We recommend all attendees download and install the atlas software (available for linux, Mac and Windows). Then go to Getting Started (on the documentation web site) to start learning about the software.

**Here is some material everyone should be familiar with before the workshop begins.**

A good place to start is Infinite Dimensional Representations of Real Reductive Groups, an overview by David Vogan.

Also highly recommended are the first few chapters of two books by David Vogan.

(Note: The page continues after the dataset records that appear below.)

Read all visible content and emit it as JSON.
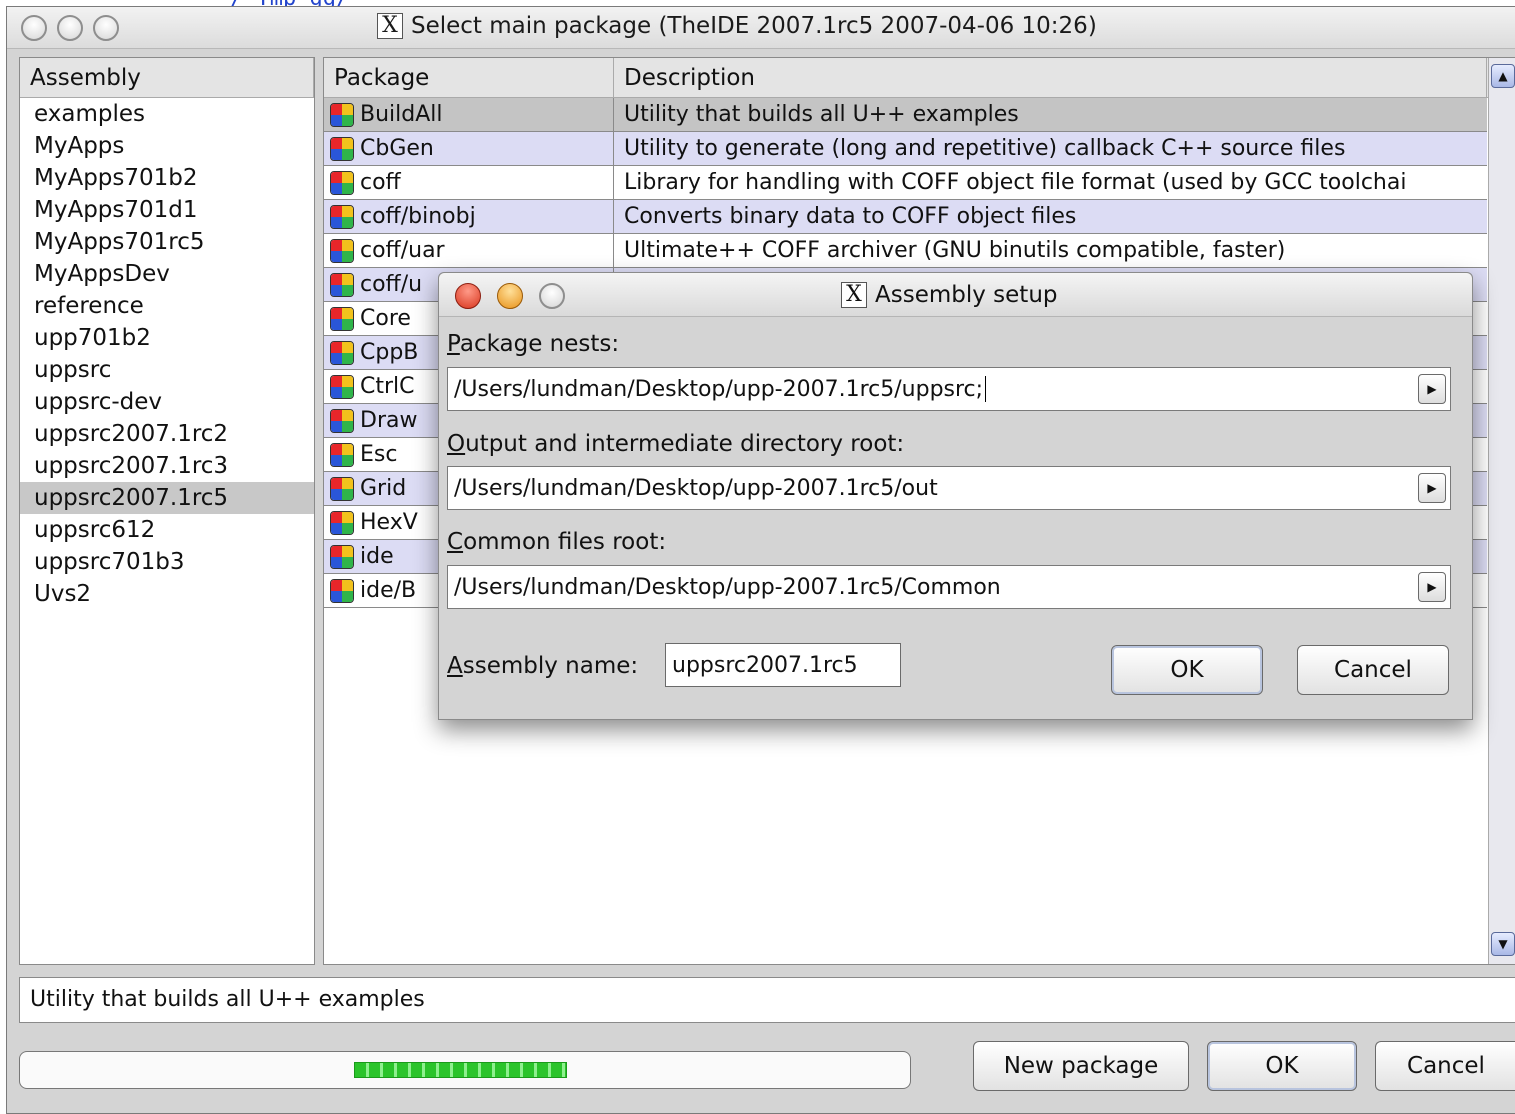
{
  "window": {
    "title": "Select main package (TheIDE 2007.1rc5 2007-04-06 10:26)"
  },
  "top_strip_text": "/ Tmp gg/",
  "assemblies": {
    "header": "Assembly",
    "items": [
      "examples",
      "MyApps",
      "MyApps701b2",
      "MyApps701d1",
      "MyApps701rc5",
      "MyAppsDev",
      "reference",
      "upp701b2",
      "uppsrc",
      "uppsrc-dev",
      "uppsrc2007.1rc2",
      "uppsrc2007.1rc3",
      "uppsrc2007.1rc5",
      "uppsrc612",
      "uppsrc701b3",
      "Uvs2"
    ],
    "selected": "uppsrc2007.1rc5"
  },
  "packages": {
    "headers": {
      "package": "Package",
      "description": "Description"
    },
    "rows": [
      {
        "name": "BuildAll",
        "desc": "Utility that builds all U++ examples"
      },
      {
        "name": "CbGen",
        "desc": "Utility to generate (long and repetitive) callback C++ source files"
      },
      {
        "name": "coff",
        "desc": "Library for handling with COFF object file format (used by GCC toolchai"
      },
      {
        "name": "coff/binobj",
        "desc": "Converts binary data to COFF object files"
      },
      {
        "name": "coff/uar",
        "desc": "Ultimate++ COFF archiver (GNU binutils compatible, faster)"
      },
      {
        "name": "coff/u",
        "desc": ""
      },
      {
        "name": "Core",
        "desc": ""
      },
      {
        "name": "CppB",
        "desc": ""
      },
      {
        "name": "CtrlC",
        "desc": ""
      },
      {
        "name": "Draw",
        "desc": ""
      },
      {
        "name": "Esc",
        "desc": ""
      },
      {
        "name": "Grid",
        "desc": ""
      },
      {
        "name": "HexV",
        "desc": ""
      },
      {
        "name": "ide",
        "desc": ""
      },
      {
        "name": "ide/B",
        "desc": ""
      }
    ]
  },
  "status_text": "Utility that builds all U++ examples",
  "progress": {
    "fraction": 0.24
  },
  "buttons": {
    "new_package": "New package",
    "ok": "OK",
    "cancel": "Cancel"
  },
  "dialog": {
    "title": "Assembly setup",
    "package_nests": {
      "mnemonic": "P",
      "rest": "ackage nests:",
      "value": "/Users/lundman/Desktop/upp-2007.1rc5/uppsrc;"
    },
    "output_root": {
      "mnemonic": "O",
      "rest": "utput and intermediate directory root:",
      "value": "/Users/lundman/Desktop/upp-2007.1rc5/out"
    },
    "common_root": {
      "mnemonic": "C",
      "rest": "ommon files root:",
      "value": "/Users/lundman/Desktop/upp-2007.1rc5/Common"
    },
    "assembly_name": {
      "mnemonic": "A",
      "rest": "ssembly name:",
      "value": "uppsrc2007.1rc5"
    },
    "ok": "OK",
    "cancel": "Cancel"
  },
  "colors": {
    "row_alt": "#dcdcf4",
    "row_selected": "#c4c4c4",
    "progress": "#2bc42b",
    "close_red": "#e0442c",
    "min_orange": "#f0a020"
  }
}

*Unitary representations of reductive Lie groups*, volume 118
of *Annals of Mathematics Studies*,
Princeton University Press, Princeton, NJ, 1988 (the orange book).
The Introduction is a good survey. Chapter 1 is a good exposition of the representation theory of
compact groups.
(In a first reading assume the group is connected, and skim the discussion about large and small
Cartan subgroups.)
Read chapter 2 for the passage from the analytic theory of group representations, to the algebraic
one of Harish-Chandra modules.

*Representations of real reductive Lie groups*, volume 15 of
*Progress in Mathematics*
Birkhauser Boston, Mass., 1981 (the green book).
Chapter 0 is a somewhat more formal introduction to the material in the orange book.
We'll be spending a lot of time on SL(2,R), roughly following Chapter 1.

Section 1 of Algorithms for Representation Theory of Real Reductive Groups also has a good introduction, with the Atlas approach in mind. Sections 2 and 3 have important background material about algebra groups, root data, and real groups.

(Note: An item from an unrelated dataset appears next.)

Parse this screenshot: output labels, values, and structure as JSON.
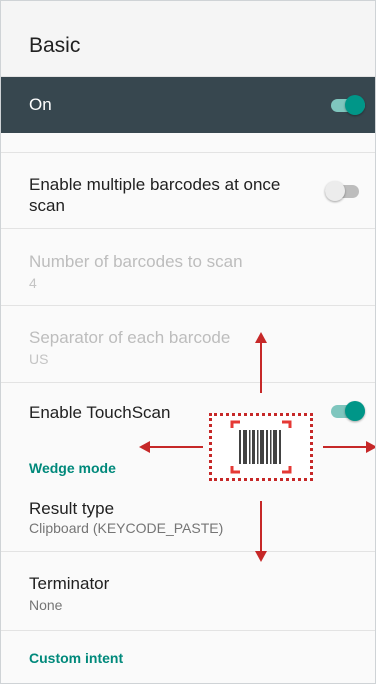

The Langlands Classification is a good survey of the Langlands classification, based on the example of SL(2,R).

Unitary Representations of Real Reductive Groups by Jeffrey Adams, Peter Trapa, Marc van Leeuwen, and David A. Vogan, Jr. has all the details of the algorithm for computing Hermitian forms. Everyone should at least read the Introduction.

**References from the lectures**

Here are some papers which we will be referring to during the lectures.

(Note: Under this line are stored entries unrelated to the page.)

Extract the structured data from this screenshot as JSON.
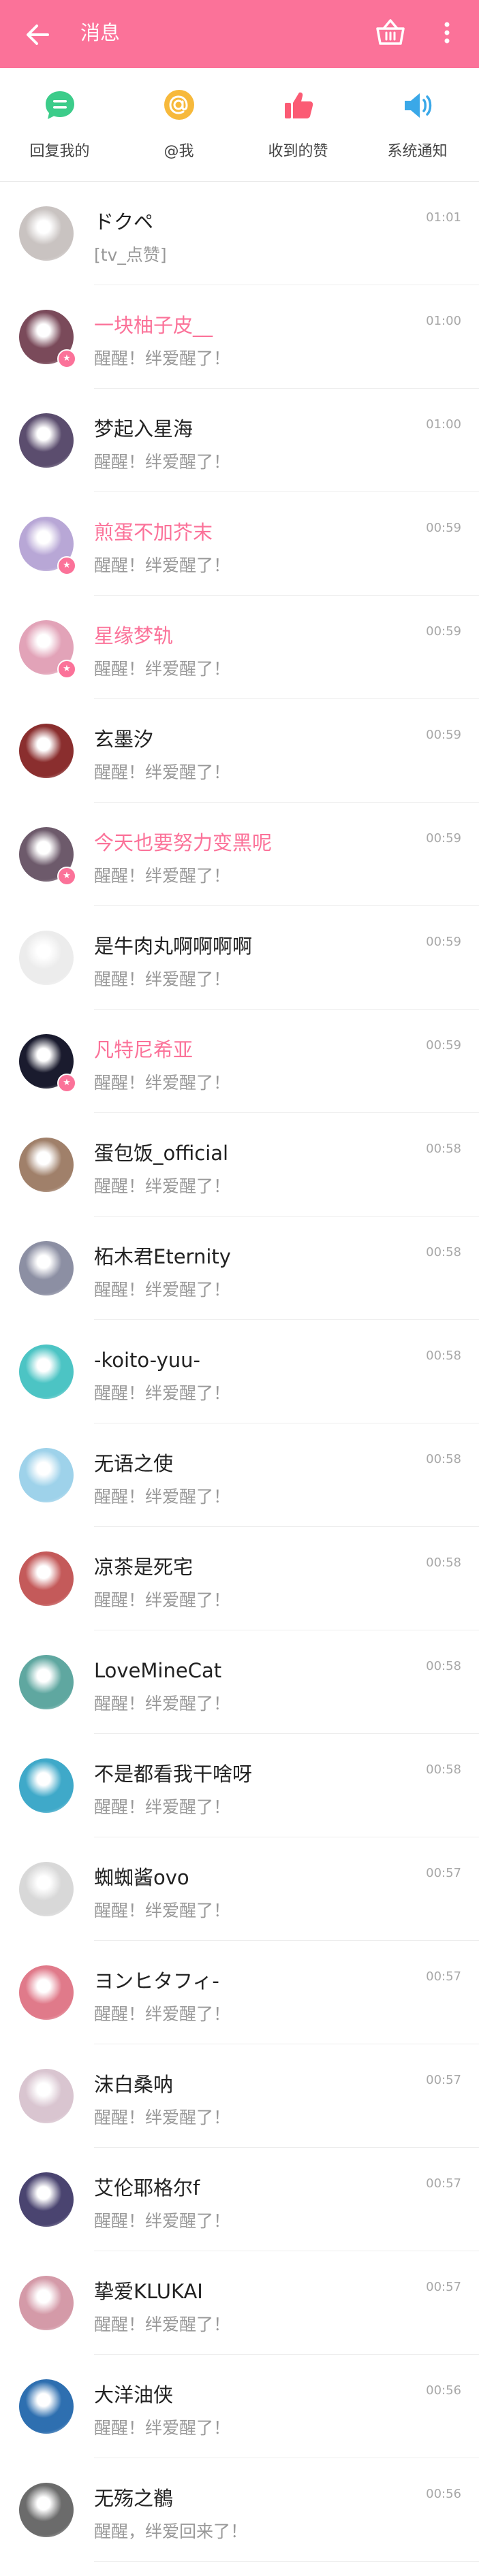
{
  "header": {
    "title": "消息"
  },
  "tabs": [
    {
      "label": "回复我的",
      "icon": "reply-icon",
      "color": "#3ccc8a"
    },
    {
      "label": "@我",
      "icon": "at-icon",
      "color": "#f7b93b"
    },
    {
      "label": "收到的赞",
      "icon": "thumb-up-icon",
      "color": "#fb5b74"
    },
    {
      "label": "系统通知",
      "icon": "speaker-icon",
      "color": "#3aa8e8"
    }
  ],
  "colors": {
    "brand": "#fb7299",
    "vip_name": "#fb7299"
  },
  "messages": [
    {
      "name": "ドクペ",
      "text": "[tv_点赞]",
      "time": "01:01",
      "vip": false,
      "badge": false,
      "avatar_color": "#c9c3c1"
    },
    {
      "name": "一块柚子皮__",
      "text": "醒醒！绊爱醒了！",
      "time": "01:00",
      "vip": true,
      "badge": true,
      "avatar_color": "#7a4a5a"
    },
    {
      "name": "梦起入星海",
      "text": "醒醒！绊爱醒了！",
      "time": "01:00",
      "vip": false,
      "badge": false,
      "avatar_color": "#5b4d6e"
    },
    {
      "name": "煎蛋不加芥末",
      "text": "醒醒！绊爱醒了！",
      "time": "00:59",
      "vip": true,
      "badge": true,
      "avatar_color": "#b8a7d6"
    },
    {
      "name": "星缘梦轨",
      "text": "醒醒！绊爱醒了！",
      "time": "00:59",
      "vip": true,
      "badge": true,
      "avatar_color": "#e2a3b8"
    },
    {
      "name": "玄墨汐",
      "text": "醒醒！绊爱醒了！",
      "time": "00:59",
      "vip": false,
      "badge": false,
      "avatar_color": "#8a2e2e"
    },
    {
      "name": "今天也要努力变黑呢",
      "text": "醒醒！绊爱醒了！",
      "time": "00:59",
      "vip": true,
      "badge": true,
      "avatar_color": "#6d5a6b"
    },
    {
      "name": "是牛肉丸啊啊啊啊",
      "text": "醒醒！绊爱醒了！",
      "time": "00:59",
      "vip": false,
      "badge": false,
      "avatar_color": "#ececec"
    },
    {
      "name": "凡特尼希亚",
      "text": "醒醒！绊爱醒了！",
      "time": "00:59",
      "vip": true,
      "badge": true,
      "avatar_color": "#1a1b2e"
    },
    {
      "name": "蛋包饭_official",
      "text": "醒醒！绊爱醒了！",
      "time": "00:58",
      "vip": false,
      "badge": false,
      "avatar_color": "#a0806a"
    },
    {
      "name": "柘木君Eternity",
      "text": "醒醒！绊爱醒了！",
      "time": "00:58",
      "vip": false,
      "badge": false,
      "avatar_color": "#8c8fa3"
    },
    {
      "name": "-koito-yuu-",
      "text": "醒醒！绊爱醒了！",
      "time": "00:58",
      "vip": false,
      "badge": false,
      "avatar_color": "#4cc4c4"
    },
    {
      "name": "无语之使",
      "text": "醒醒！绊爱醒了！",
      "time": "00:58",
      "vip": false,
      "badge": false,
      "avatar_color": "#9ed2ea"
    },
    {
      "name": "凉茶是死宅",
      "text": "醒醒！绊爱醒了！",
      "time": "00:58",
      "vip": false,
      "badge": false,
      "avatar_color": "#c45a5a"
    },
    {
      "name": "LoveMineCat",
      "text": "醒醒！绊爱醒了！",
      "time": "00:58",
      "vip": false,
      "badge": false,
      "avatar_color": "#5fa7a0"
    },
    {
      "name": "不是都看我干啥呀",
      "text": "醒醒！绊爱醒了！",
      "time": "00:58",
      "vip": false,
      "badge": false,
      "avatar_color": "#3fa9c9"
    },
    {
      "name": "蜘蜘酱ovo",
      "text": "醒醒！绊爱醒了！",
      "time": "00:57",
      "vip": false,
      "badge": false,
      "avatar_color": "#d8d8d8"
    },
    {
      "name": "ヨンヒタフィ-",
      "text": "醒醒！绊爱醒了！",
      "time": "00:57",
      "vip": false,
      "badge": false,
      "avatar_color": "#e07a8a"
    },
    {
      "name": "沫白桑呐",
      "text": "醒醒！绊爱醒了！",
      "time": "00:57",
      "vip": false,
      "badge": false,
      "avatar_color": "#d9c5d0"
    },
    {
      "name": "艾伦耶格尔f",
      "text": "醒醒！绊爱醒了！",
      "time": "00:57",
      "vip": false,
      "badge": false,
      "avatar_color": "#4a4470"
    },
    {
      "name": "挚爱KLUKAI",
      "text": "醒醒！绊爱醒了！",
      "time": "00:57",
      "vip": false,
      "badge": false,
      "avatar_color": "#d49aa8"
    },
    {
      "name": "大洋油侠",
      "text": "醒醒！绊爱醒了！",
      "time": "00:56",
      "vip": false,
      "badge": false,
      "avatar_color": "#2e6fb0"
    },
    {
      "name": "无殇之鶺",
      "text": "醒醒，绊爱回来了！",
      "time": "00:56",
      "vip": false,
      "badge": false,
      "avatar_color": "#6b6b6b"
    }
  ]
}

- Root Systems (Chapter VI/Section 1) from Bourbaki, Groupes et Algebras de Lie, Chapters 4-6 (in French; there is an English edition. Other references include the books by Springer or Borel on algebraic groups).
- Galois and Cartan cohomology of real groups, by Jeffrey Adams and Olivier Taibi. Details of the "σ/θ picture"
- Branching to a Maximal Compact Subgroup, by David Vogan. The background for understanding K-types in Atlas.
- SL(2) refcard: many facts about SL(2,R) on a single page
- Equivalence of atlas Parameters